Using a typical HPLC assay, the characteristics of recovery, system precision and repeatability were investigated over a wide concentration range. In the presence of a constant amount of typical tablet excipients, the antidiabetic drug glibenclamide was analyzed in the range from 0.24 to 0.005mg/mL (18 concentration levels, 6 independent sample preparations each). On the basis of a typical concentration for an HPLC glibenclamide assay of 0.2mg/mL, this corresponds to a relative amount of 120-0.025% label claim. In the range from 120 to 0.075%, the recovery was found to be quite constant and systematically heightened mainly due to the evaporation from vials during centrifuging and the displacement of solvent volume by the added matrix. Both system precision and repeatability remain almost constant in the interval from 120 to 10% at a R.S.D.% of 0.31 and 0.70%, respectively, indicating that the sample preparation is the major error source in this range (0.63%).

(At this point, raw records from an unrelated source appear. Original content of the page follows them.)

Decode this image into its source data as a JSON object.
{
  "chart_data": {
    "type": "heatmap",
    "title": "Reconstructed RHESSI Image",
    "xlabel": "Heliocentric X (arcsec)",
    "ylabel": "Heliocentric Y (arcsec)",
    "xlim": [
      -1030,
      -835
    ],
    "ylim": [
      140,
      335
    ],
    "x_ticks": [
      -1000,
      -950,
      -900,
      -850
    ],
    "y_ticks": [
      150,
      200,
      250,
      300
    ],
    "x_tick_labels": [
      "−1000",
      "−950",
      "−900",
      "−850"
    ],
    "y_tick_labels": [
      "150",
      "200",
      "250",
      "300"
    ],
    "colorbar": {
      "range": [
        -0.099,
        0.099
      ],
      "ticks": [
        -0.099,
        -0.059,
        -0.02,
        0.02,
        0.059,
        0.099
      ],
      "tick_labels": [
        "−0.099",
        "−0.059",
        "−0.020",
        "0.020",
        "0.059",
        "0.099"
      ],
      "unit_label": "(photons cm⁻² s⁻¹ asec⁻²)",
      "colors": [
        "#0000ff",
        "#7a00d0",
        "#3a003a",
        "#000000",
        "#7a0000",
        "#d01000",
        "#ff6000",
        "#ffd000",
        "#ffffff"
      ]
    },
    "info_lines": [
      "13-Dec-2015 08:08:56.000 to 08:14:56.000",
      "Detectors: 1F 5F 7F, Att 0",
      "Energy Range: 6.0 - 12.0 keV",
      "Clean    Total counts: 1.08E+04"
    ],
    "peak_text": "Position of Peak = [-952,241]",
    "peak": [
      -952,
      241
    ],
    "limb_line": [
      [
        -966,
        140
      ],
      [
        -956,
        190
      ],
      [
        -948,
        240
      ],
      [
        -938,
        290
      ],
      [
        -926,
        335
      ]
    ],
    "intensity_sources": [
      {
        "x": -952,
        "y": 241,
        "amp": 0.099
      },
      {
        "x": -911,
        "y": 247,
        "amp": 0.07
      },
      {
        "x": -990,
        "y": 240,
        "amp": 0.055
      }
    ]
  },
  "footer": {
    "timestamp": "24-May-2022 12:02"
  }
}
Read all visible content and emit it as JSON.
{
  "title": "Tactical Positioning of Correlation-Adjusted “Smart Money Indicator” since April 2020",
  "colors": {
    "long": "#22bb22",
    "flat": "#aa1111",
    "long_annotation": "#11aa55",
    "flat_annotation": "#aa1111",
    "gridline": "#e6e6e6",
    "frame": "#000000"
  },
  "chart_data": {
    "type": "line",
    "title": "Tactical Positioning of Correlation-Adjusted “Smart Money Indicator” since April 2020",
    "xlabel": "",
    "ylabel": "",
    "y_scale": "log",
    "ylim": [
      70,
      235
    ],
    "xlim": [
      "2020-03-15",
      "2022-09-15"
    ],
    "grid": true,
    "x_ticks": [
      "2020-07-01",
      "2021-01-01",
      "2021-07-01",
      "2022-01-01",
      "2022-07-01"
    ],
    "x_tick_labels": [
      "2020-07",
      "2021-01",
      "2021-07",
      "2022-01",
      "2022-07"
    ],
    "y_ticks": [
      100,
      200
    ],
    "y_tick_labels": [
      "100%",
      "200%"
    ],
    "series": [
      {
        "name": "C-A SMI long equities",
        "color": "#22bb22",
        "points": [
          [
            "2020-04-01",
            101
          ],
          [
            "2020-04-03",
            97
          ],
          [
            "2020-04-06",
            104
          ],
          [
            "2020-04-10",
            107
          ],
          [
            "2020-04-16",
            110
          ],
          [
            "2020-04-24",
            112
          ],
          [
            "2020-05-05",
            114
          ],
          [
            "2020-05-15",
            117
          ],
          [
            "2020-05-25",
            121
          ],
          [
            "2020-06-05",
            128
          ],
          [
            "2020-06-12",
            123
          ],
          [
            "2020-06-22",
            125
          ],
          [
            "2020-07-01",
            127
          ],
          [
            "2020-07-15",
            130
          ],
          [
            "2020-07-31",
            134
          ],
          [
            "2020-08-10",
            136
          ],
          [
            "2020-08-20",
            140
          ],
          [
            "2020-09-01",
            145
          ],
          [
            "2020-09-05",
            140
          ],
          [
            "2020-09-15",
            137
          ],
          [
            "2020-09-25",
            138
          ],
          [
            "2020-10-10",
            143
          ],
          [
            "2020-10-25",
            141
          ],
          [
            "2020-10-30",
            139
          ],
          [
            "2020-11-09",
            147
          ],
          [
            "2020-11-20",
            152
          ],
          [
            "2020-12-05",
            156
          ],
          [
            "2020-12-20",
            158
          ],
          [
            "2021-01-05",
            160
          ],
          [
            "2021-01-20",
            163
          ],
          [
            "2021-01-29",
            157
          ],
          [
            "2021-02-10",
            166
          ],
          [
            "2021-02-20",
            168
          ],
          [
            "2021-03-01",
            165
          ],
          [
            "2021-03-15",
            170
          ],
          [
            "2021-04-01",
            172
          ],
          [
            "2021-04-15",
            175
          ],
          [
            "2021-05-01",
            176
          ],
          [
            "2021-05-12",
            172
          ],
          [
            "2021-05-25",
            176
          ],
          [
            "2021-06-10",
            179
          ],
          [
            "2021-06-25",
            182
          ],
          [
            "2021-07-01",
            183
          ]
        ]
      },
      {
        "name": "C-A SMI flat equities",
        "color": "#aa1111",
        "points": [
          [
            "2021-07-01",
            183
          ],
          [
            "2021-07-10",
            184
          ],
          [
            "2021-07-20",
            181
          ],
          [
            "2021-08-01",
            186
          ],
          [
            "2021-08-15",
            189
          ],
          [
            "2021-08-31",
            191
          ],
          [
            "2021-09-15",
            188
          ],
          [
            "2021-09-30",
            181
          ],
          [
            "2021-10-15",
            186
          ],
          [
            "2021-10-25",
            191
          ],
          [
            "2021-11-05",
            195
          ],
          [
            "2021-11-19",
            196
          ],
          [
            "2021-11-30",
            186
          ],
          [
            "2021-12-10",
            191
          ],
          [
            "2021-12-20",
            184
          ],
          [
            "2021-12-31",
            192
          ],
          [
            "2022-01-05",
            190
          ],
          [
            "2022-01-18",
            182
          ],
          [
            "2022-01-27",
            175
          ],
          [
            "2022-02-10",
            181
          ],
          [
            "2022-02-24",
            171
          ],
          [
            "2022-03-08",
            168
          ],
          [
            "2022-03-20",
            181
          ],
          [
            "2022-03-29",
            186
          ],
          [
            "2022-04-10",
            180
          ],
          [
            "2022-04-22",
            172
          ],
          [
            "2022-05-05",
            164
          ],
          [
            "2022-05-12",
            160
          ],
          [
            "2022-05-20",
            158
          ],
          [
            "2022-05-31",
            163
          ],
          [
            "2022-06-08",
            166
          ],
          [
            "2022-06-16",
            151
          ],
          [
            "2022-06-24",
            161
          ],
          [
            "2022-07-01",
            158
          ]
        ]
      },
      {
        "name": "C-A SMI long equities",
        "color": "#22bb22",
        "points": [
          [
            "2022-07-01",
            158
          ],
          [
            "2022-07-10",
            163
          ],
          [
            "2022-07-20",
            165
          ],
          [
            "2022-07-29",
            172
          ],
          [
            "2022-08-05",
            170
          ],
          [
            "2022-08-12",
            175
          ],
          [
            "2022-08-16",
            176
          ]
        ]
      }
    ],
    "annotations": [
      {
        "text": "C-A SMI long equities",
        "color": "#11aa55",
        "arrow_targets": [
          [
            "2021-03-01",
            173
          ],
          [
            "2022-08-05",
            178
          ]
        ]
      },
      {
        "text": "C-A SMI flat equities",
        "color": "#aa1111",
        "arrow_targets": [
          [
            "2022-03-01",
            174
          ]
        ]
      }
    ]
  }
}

Between 10 and 0.25%, a linear relationship between the logarithmized concentration and the repeatability was noted. However, for lower amounts close to the limit of quantitation, the R.S.D.% of measurements increases much more distinctly. This increase is caused by a strong rise of the system precision. At this concentration range, system precision and repeatability are not significantly different any longer. This leads to the conclusion that with the injection error being constant the peak integration error becomes the dominating error source at low concentrations, e.g. at concentrations below the five-fold of the LOQ. The results obtained here agree well with earlier published data. As the quantitation limit of 0.05% can be regarded as typical for a pharmaceutical impurity control test, generalizations of these findings from this extensive data set should be possible. In this context, peak integration and improvements of the signal-to-noise ratio are the most promising measures to improve an unsatisfactory precision in LC.